I met Mimi Baird when I presented a program on Grace Coolidge at the University of Vermont. Later, she and Cyndy Bittinger, former Executive Director of the Calvin Coolidge Memorial Foundation and an expert on Grace Coolidge, became alumnae initiates of Grace’s Pi Beta Phi chapter at the University of Vermont.

Mimi’s father, Perry Cossart Baird, Jr., a  native Texan, studied at Southern Methodist University and the University of Texas. He was a member of Alpha Tau Omega at both SMU and the University of Texas and he served as an officer of the Texas chapter.

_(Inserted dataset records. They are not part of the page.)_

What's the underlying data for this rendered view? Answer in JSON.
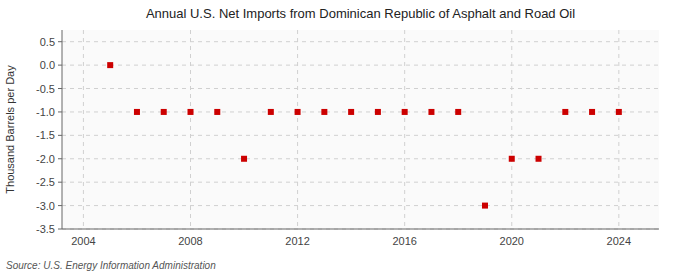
{
  "chart_data": {
    "type": "scatter",
    "title": "Annual U.S. Net Imports from Dominican Republic of Asphalt and Road Oil",
    "ylabel": "Thousand Barrels per Day",
    "annotations": [
      "Source: U.S. Energy Information Administration"
    ],
    "x": [
      2005,
      2006,
      2007,
      2008,
      2009,
      2010,
      2011,
      2012,
      2013,
      2014,
      2015,
      2016,
      2017,
      2018,
      2019,
      2020,
      2021,
      2022,
      2023,
      2024
    ],
    "values": [
      0.0,
      -1.0,
      -1.0,
      -1.0,
      -1.0,
      -2.0,
      -1.0,
      -1.0,
      -1.0,
      -1.0,
      -1.0,
      -1.0,
      -1.0,
      -1.0,
      -3.0,
      -2.0,
      -2.0,
      -1.0,
      -1.0,
      -1.0
    ],
    "color": "#cc0000",
    "marker": "square",
    "xlim": [
      2003.2,
      2025.5
    ],
    "ylim": [
      -3.5,
      0.75
    ],
    "xticks": [
      2004,
      2008,
      2012,
      2016,
      2020,
      2024
    ],
    "yticks": [
      0.5,
      {
        "value": 0,
        "label": "0.0"
      },
      -0.5,
      {
        "value": -1,
        "label": "-1.0"
      },
      -1.5,
      {
        "value": -2,
        "label": "-2.0"
      },
      -2.5,
      {
        "value": -3,
        "label": "-3.0"
      },
      -3.5
    ],
    "grid": true
  }
}
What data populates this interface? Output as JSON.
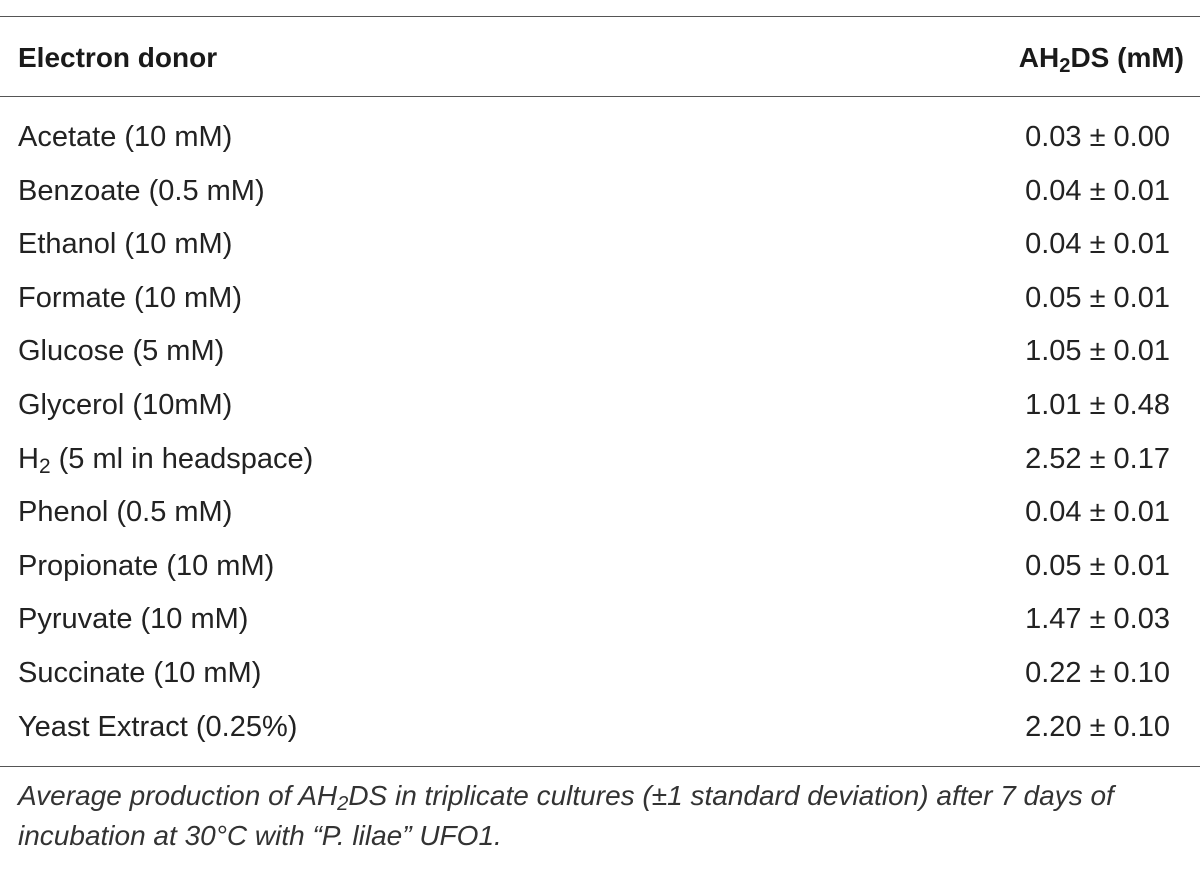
{
  "table": {
    "header": {
      "donor_label": "Electron donor",
      "value_label_prefix": "AH",
      "value_label_sub": "2",
      "value_label_suffix": "DS (mM)"
    },
    "rows": [
      {
        "donor": "Acetate (10 mM)",
        "value": "0.03 ± 0.00"
      },
      {
        "donor": "Benzoate (0.5 mM)",
        "value": "0.04 ± 0.01"
      },
      {
        "donor": "Ethanol (10 mM)",
        "value": "0.04 ± 0.01"
      },
      {
        "donor": "Formate (10 mM)",
        "value": "0.05 ± 0.01"
      },
      {
        "donor": "Glucose (5 mM)",
        "value": "1.05 ± 0.01"
      },
      {
        "donor": "Glycerol (10mM)",
        "value": "1.01 ± 0.48"
      },
      {
        "donor_prefix": "H",
        "donor_sub": "2",
        "donor": " (5 ml in headspace)",
        "value": "2.52 ± 0.17"
      },
      {
        "donor": "Phenol (0.5 mM)",
        "value": "0.04 ± 0.01"
      },
      {
        "donor": "Propionate (10 mM)",
        "value": "0.05 ± 0.01"
      },
      {
        "donor": "Pyruvate (10 mM)",
        "value": "1.47 ± 0.03"
      },
      {
        "donor": "Succinate (10 mM)",
        "value": "0.22 ± 0.10"
      },
      {
        "donor": "Yeast Extract (0.25%)",
        "value": "2.20 ± 0.10"
      }
    ],
    "caption": {
      "part1": "Average production of AH",
      "sub": "2",
      "part2": "DS in triplicate cultures (±1 standard deviation) after 7 days of incubation at 30°C with “P. lilae” UFO1."
    }
  }
}
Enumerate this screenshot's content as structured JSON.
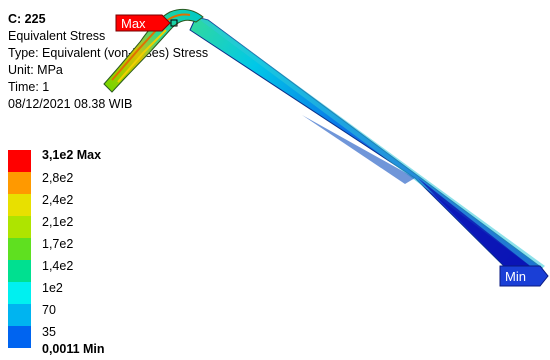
{
  "header": {
    "title": "C: 225",
    "lines": [
      "Equivalent Stress",
      "Type: Equivalent (von-Mises) Stress",
      "Unit: MPa",
      "Time: 1",
      "08/12/2021 08.38 WIB"
    ]
  },
  "legend": {
    "entries": [
      {
        "label": "3,1e2 Max",
        "color": "#ff0000",
        "bold": true
      },
      {
        "label": "2,8e2",
        "color": "#ff9900"
      },
      {
        "label": "2,4e2",
        "color": "#e8e000"
      },
      {
        "label": "2,1e2",
        "color": "#aee400"
      },
      {
        "label": "1,7e2",
        "color": "#5fe020"
      },
      {
        "label": "1,4e2",
        "color": "#00e090"
      },
      {
        "label": "1e2",
        "color": "#00f0f0"
      },
      {
        "label": "70",
        "color": "#00b4f0"
      },
      {
        "label": "35",
        "color": "#0064f0"
      }
    ],
    "min_label": "0,0011 Min",
    "min_color": "#0000ff"
  },
  "probes": {
    "max_label": "Max",
    "max_color": "#ff0000",
    "min_label": "Min",
    "min_color": "#1a3fd6"
  }
}
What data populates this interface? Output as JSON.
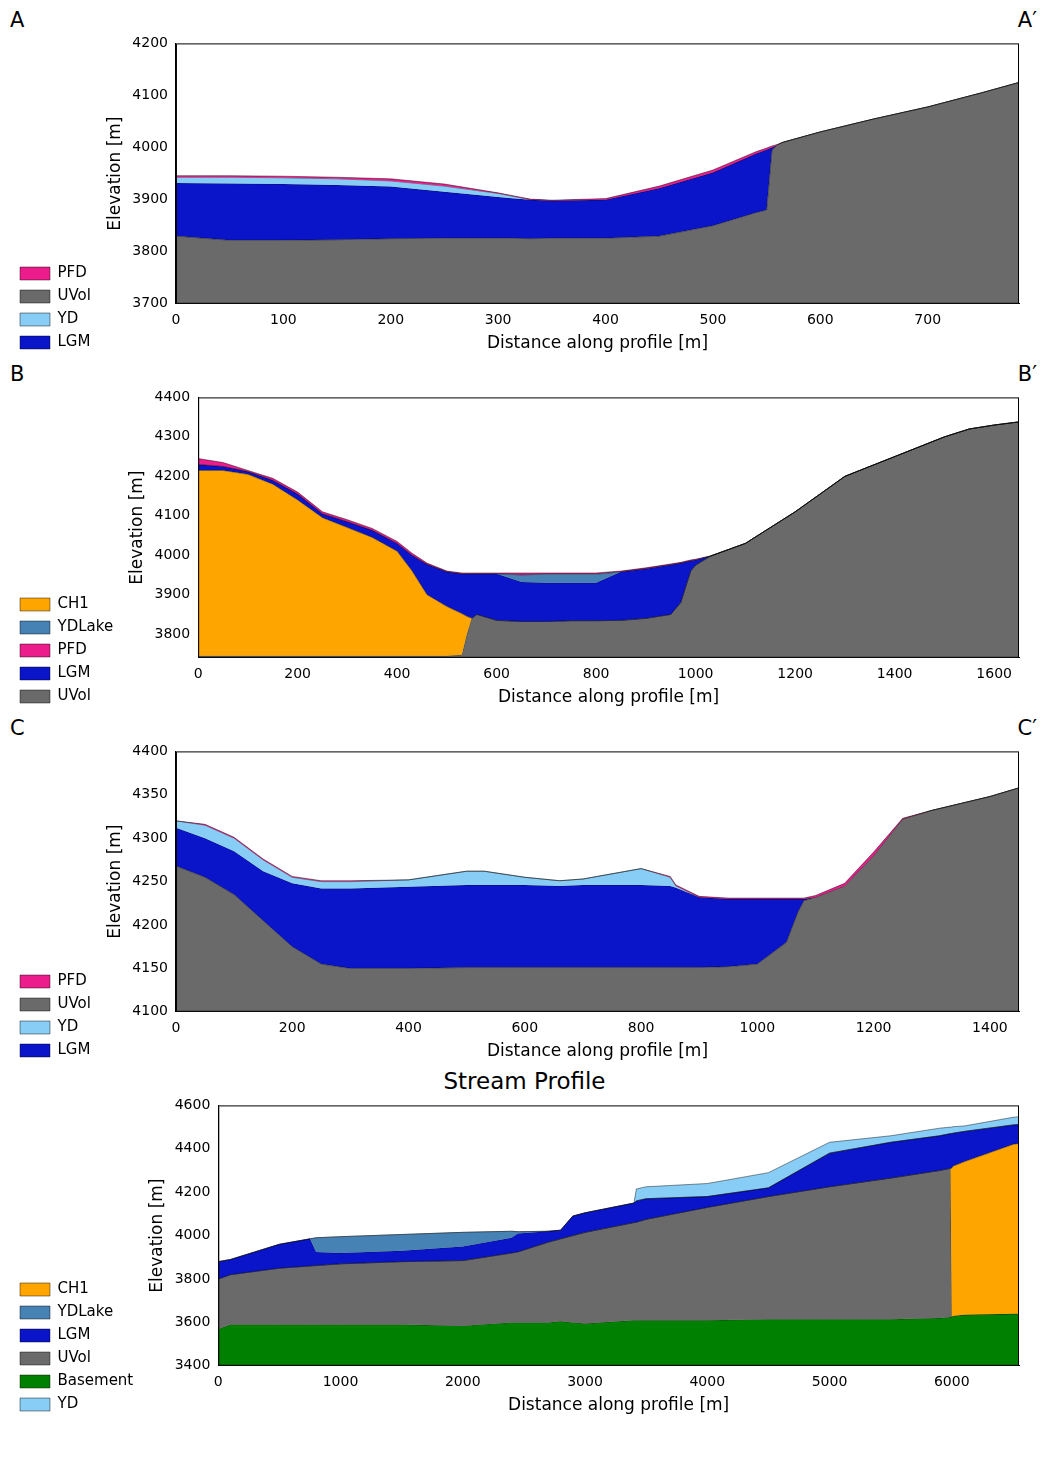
{
  "chart_data": [
    {
      "type": "area",
      "section_labels": [
        "A",
        "A′"
      ],
      "x_label": "Distance along profile [m]",
      "y_label": "Elevation [m]",
      "xlim": [
        0,
        785
      ],
      "xticks": [
        0,
        100,
        200,
        300,
        400,
        500,
        600,
        700
      ],
      "ylim": [
        3700,
        4200
      ],
      "yticks": [
        3700,
        3800,
        3900,
        4000,
        4100,
        4200
      ],
      "grid": false,
      "legend": "left",
      "x": [
        0,
        50,
        100,
        150,
        200,
        250,
        300,
        310,
        330,
        350,
        400,
        450,
        500,
        540,
        550,
        555,
        560,
        565,
        600,
        650,
        700,
        750,
        785
      ],
      "series": [
        {
          "name": "PFD",
          "color": "#ec1c8c",
          "values": [
            3946,
            3946,
            3945,
            3943,
            3940,
            3930,
            3913,
            3909,
            3901,
            3899,
            3902,
            3926,
            3957,
            3992,
            3999,
            4003,
            4006,
            4010,
            4030,
            4055,
            4078,
            4105,
            4125
          ]
        },
        {
          "name": "UVol",
          "color": "#6a6a6a",
          "values": [
            3830,
            3822,
            3822,
            3823,
            3825,
            3826,
            3826,
            3826,
            3825,
            3826,
            3826,
            3830,
            3850,
            3875,
            3880,
            3995,
            4005,
            4010,
            4030,
            4055,
            4078,
            4105,
            4125
          ]
        },
        {
          "name": "YD",
          "color": "#87cdf5",
          "values": [
            3943,
            3943,
            3942,
            3940,
            3936,
            3926,
            3912,
            3908,
            3900,
            3898,
            3900,
            3922,
            3952,
            3988,
            3996,
            4000,
            4005,
            4010,
            4030,
            4055,
            4078,
            4105,
            4125
          ]
        },
        {
          "name": "LGM",
          "color": "#0a14c8",
          "values": [
            3932,
            3931,
            3930,
            3928,
            3925,
            3915,
            3905,
            3903,
            3900,
            3898,
            3900,
            3922,
            3952,
            3988,
            3996,
            4000,
            4005,
            4010,
            4030,
            4055,
            4078,
            4105,
            4125
          ]
        }
      ]
    },
    {
      "type": "area",
      "section_labels": [
        "B",
        "B′"
      ],
      "x_label": "Distance along profile [m]",
      "y_label": "Elevation [m]",
      "xlim": [
        0,
        1650
      ],
      "xticks": [
        0,
        200,
        400,
        600,
        800,
        1000,
        1200,
        1400,
        1600
      ],
      "ylim": [
        3740,
        4400
      ],
      "yticks": [
        3800,
        3900,
        4000,
        4100,
        4200,
        4300,
        4400
      ],
      "grid": false,
      "legend": "left",
      "x": [
        0,
        50,
        100,
        150,
        200,
        250,
        300,
        350,
        400,
        430,
        460,
        500,
        530,
        540,
        550,
        560,
        600,
        650,
        700,
        750,
        800,
        850,
        900,
        950,
        970,
        990,
        1000,
        1030,
        1100,
        1200,
        1300,
        1400,
        1500,
        1550,
        1600,
        1650
      ],
      "series": [
        {
          "name": "CH1",
          "color": "#ffa500",
          "values": [
            4215,
            4215,
            4205,
            4180,
            4140,
            4095,
            4070,
            4045,
            4010,
            3960,
            3900,
            3870,
            3852,
            3845,
            3840,
            3850,
            3835,
            3832,
            3832,
            3834,
            3834,
            3835,
            3840,
            3850,
            3880,
            3960,
            3975,
            3998,
            4030,
            4110,
            4200,
            4250,
            4300,
            4320,
            4330,
            4338
          ]
        },
        {
          "name": "YDLake",
          "color": "#4682b4",
          "values": [
            4230,
            4225,
            4212,
            4190,
            4155,
            4105,
            4085,
            4063,
            4030,
            4000,
            3977,
            3958,
            3953,
            3953,
            3953,
            3953,
            3953,
            3950,
            3952,
            3952,
            3952,
            3958,
            3966,
            3976,
            3980,
            3986,
            3988,
            3998,
            4030,
            4110,
            4200,
            4250,
            4300,
            4320,
            4330,
            4338
          ]
        },
        {
          "name": "PFD",
          "color": "#ec1c8c",
          "values": [
            4245,
            4235,
            4215,
            4195,
            4160,
            4110,
            4090,
            4068,
            4035,
            4005,
            3980,
            3960,
            3955,
            3955,
            3955,
            3955,
            3955,
            3955,
            3955,
            3955,
            3955,
            3960,
            3968,
            3978,
            3982,
            3988,
            3990,
            3998,
            4030,
            4110,
            4200,
            4250,
            4300,
            4320,
            4330,
            4338
          ]
        },
        {
          "name": "LGM",
          "color": "#0a14c8",
          "values": [
            4230,
            4225,
            4212,
            4190,
            4155,
            4105,
            4085,
            4063,
            4030,
            4000,
            3977,
            3958,
            3953,
            3953,
            3953,
            3953,
            3953,
            3932,
            3930,
            3930,
            3930,
            3958,
            3966,
            3976,
            3980,
            3986,
            3988,
            3998,
            4030,
            4110,
            4200,
            4250,
            4300,
            4320,
            4330,
            4338
          ]
        },
        {
          "name": "UVol",
          "color": "#6a6a6a",
          "values": [
            3745,
            3745,
            3745,
            3745,
            3745,
            3745,
            3745,
            3745,
            3745,
            3745,
            3745,
            3745,
            3748,
            3800,
            3840,
            3850,
            3835,
            3832,
            3832,
            3834,
            3834,
            3835,
            3840,
            3850,
            3880,
            3960,
            3975,
            3998,
            4030,
            4110,
            4200,
            4250,
            4300,
            4320,
            4330,
            4338
          ]
        }
      ]
    },
    {
      "type": "area",
      "section_labels": [
        "C",
        "C′"
      ],
      "x_label": "Distance along profile [m]",
      "y_label": "Elevation [m]",
      "xlim": [
        0,
        1450
      ],
      "xticks": [
        0,
        200,
        400,
        600,
        800,
        1000,
        1200,
        1400
      ],
      "ylim": [
        4100,
        4400
      ],
      "yticks": [
        4100,
        4150,
        4200,
        4250,
        4300,
        4350,
        4400
      ],
      "grid": false,
      "legend": "left",
      "x": [
        0,
        50,
        100,
        150,
        200,
        250,
        300,
        400,
        500,
        530,
        600,
        660,
        700,
        800,
        850,
        860,
        900,
        950,
        1000,
        1050,
        1070,
        1080,
        1100,
        1150,
        1200,
        1250,
        1300,
        1350,
        1400,
        1450
      ],
      "series": [
        {
          "name": "PFD",
          "color": "#ec1c8c",
          "values": [
            4320,
            4316,
            4301,
            4276,
            4256,
            4251,
            4251,
            4252,
            4262,
            4262,
            4255,
            4251,
            4253,
            4265,
            4256,
            4246,
            4233,
            4231,
            4231,
            4231,
            4231,
            4231,
            4234,
            4248,
            4284,
            4323,
            4332,
            4340,
            4348,
            4358
          ]
        },
        {
          "name": "UVol",
          "color": "#6a6a6a",
          "values": [
            4268,
            4255,
            4235,
            4205,
            4175,
            4155,
            4150,
            4150,
            4151,
            4151,
            4151,
            4151,
            4151,
            4151,
            4151,
            4151,
            4151,
            4152,
            4155,
            4180,
            4215,
            4228,
            4232,
            4245,
            4280,
            4322,
            4332,
            4340,
            4348,
            4358
          ]
        },
        {
          "name": "YD",
          "color": "#87cdf5",
          "values": [
            4320,
            4315,
            4300,
            4275,
            4255,
            4250,
            4250,
            4252,
            4262,
            4262,
            4255,
            4251,
            4253,
            4265,
            4255,
            4245,
            4232,
            4230,
            4230,
            4230,
            4230,
            4230,
            4232,
            4245,
            4280,
            4322,
            4332,
            4340,
            4348,
            4358
          ]
        },
        {
          "name": "LGM",
          "color": "#0a14c8",
          "values": [
            4312,
            4300,
            4285,
            4262,
            4248,
            4242,
            4242,
            4244,
            4246,
            4246,
            4246,
            4245,
            4246,
            4246,
            4245,
            4243,
            4232,
            4230,
            4230,
            4230,
            4230,
            4230,
            4232,
            4245,
            4280,
            4322,
            4332,
            4340,
            4348,
            4358
          ]
        }
      ]
    },
    {
      "type": "area",
      "title": "Stream Profile",
      "x_label": "Distance along profile [m]",
      "y_label": "Elevation [m]",
      "xlim": [
        0,
        6550
      ],
      "xticks": [
        0,
        1000,
        2000,
        3000,
        4000,
        5000,
        6000
      ],
      "ylim": [
        3400,
        4600
      ],
      "yticks": [
        3400,
        3600,
        3800,
        4000,
        4200,
        4400,
        4600
      ],
      "grid": false,
      "legend": "left",
      "x": [
        0,
        100,
        500,
        750,
        800,
        1000,
        1500,
        2000,
        2400,
        2450,
        2700,
        2800,
        2900,
        3000,
        3400,
        3420,
        3500,
        4000,
        4500,
        5000,
        5500,
        5900,
        5990,
        6000,
        6010,
        6100,
        6500,
        6550
      ],
      "series": [
        {
          "name": "CH1",
          "color": "#ffa500",
          "values": [
            3800,
            3820,
            3850,
            3860,
            3862,
            3870,
            3880,
            3885,
            3920,
            3925,
            3970,
            3985,
            4000,
            4015,
            4060,
            4062,
            4075,
            4130,
            4180,
            4225,
            4265,
            4300,
            4310,
            4310,
            4320,
            4340,
            4420,
            4425
          ]
        },
        {
          "name": "YDLake",
          "color": "#4682b4",
          "values": [
            3880,
            3890,
            3960,
            3985,
            3990,
            3995,
            4005,
            4015,
            4020,
            4018,
            4020,
            4025,
            4090,
            4105,
            4150,
            4160,
            4170,
            4180,
            4220,
            4380,
            4430,
            4460,
            4470,
            4470,
            4472,
            4480,
            4510,
            4512
          ]
        },
        {
          "name": "LGM",
          "color": "#0a14c8",
          "values": [
            3880,
            3890,
            3960,
            3985,
            3925,
            3920,
            3930,
            3950,
            3990,
            4010,
            4020,
            4025,
            4090,
            4105,
            4150,
            4160,
            4170,
            4180,
            4220,
            4380,
            4430,
            4460,
            4470,
            4470,
            4472,
            4480,
            4510,
            4512
          ]
        },
        {
          "name": "UVol",
          "color": "#6a6a6a",
          "values": [
            3800,
            3820,
            3850,
            3860,
            3862,
            3870,
            3880,
            3885,
            3920,
            3925,
            3970,
            3985,
            4000,
            4015,
            4060,
            4062,
            4075,
            4130,
            4180,
            4225,
            4265,
            4300,
            4310,
            3625,
            3630,
            3635,
            3640,
            3640
          ]
        },
        {
          "name": "Basement",
          "color": "#008000",
          "values": [
            3570,
            3590,
            3590,
            3590,
            3590,
            3590,
            3590,
            3585,
            3600,
            3600,
            3600,
            3605,
            3600,
            3595,
            3610,
            3610,
            3610,
            3610,
            3615,
            3615,
            3615,
            3620,
            3625,
            3625,
            3630,
            3635,
            3640,
            3640
          ]
        },
        {
          "name": "YD",
          "color": "#87cdf5",
          "values": [
            3880,
            3890,
            3960,
            3985,
            3990,
            3995,
            4005,
            4015,
            4020,
            4018,
            4020,
            4025,
            4090,
            4105,
            4150,
            4215,
            4225,
            4240,
            4290,
            4430,
            4460,
            4495,
            4500,
            4500,
            4502,
            4505,
            4545,
            4548
          ]
        }
      ]
    }
  ]
}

He graduated from the University of Texas with honors and was inducted into Phi Beta Kappa. He attended Harvard Medical School and again graduated with honors.

Dr. Baird left Mimi’s life in 1944 when she was six-years-old. She and her younger sister attended her father’s funeral in 1959. His death was due to a seizure, likely caused by the prefrontal bilateral lobotomy he was subjected to a decade earlier. Between those years, Mimi had very little interaction with her father or his family. Due to her father’s manic depressive episodes, her mother was advised to divorce him. Divorce she did and she quickly remarried. No more was spoken of her father other than he was “ill” and was “away.”

Twenty plus years ago a box with a manuscript was sent to her from a Texas cousin. It was an accounting of her father’s life written during his hospitalizations. The pages were out of order and it took a great deal of effort to piece together. When she completed the puzzle, Mimi discovered what happened to her father. The primitive and cruel methods the mentally ill were subjected to in the 1940s and 1950s are described by the person who endured them. Her father had hoped that his manuscript, which he titled Echoes from a Dungeon Cell, would be published someday. Although it took more than half a century, his story has indeed come to life thanks to Mimi and Eve Claxton.

Brad Pitt, a Sigma Chi, purchased the film rights and it is said he will play Dr. Baird in the movie. Award winning screenwriter Tony Kushner is adapting the book for film.

This is a story of a daughter’s discovery of her father’s life. It tells a story that is compelling, heartbreaking, and eye-opening. And it is a triumph in that Dr. Baird’s story is finally told, by the daughter he barely knew. Thank you Mimi for your efforts in making your father’s story a reality.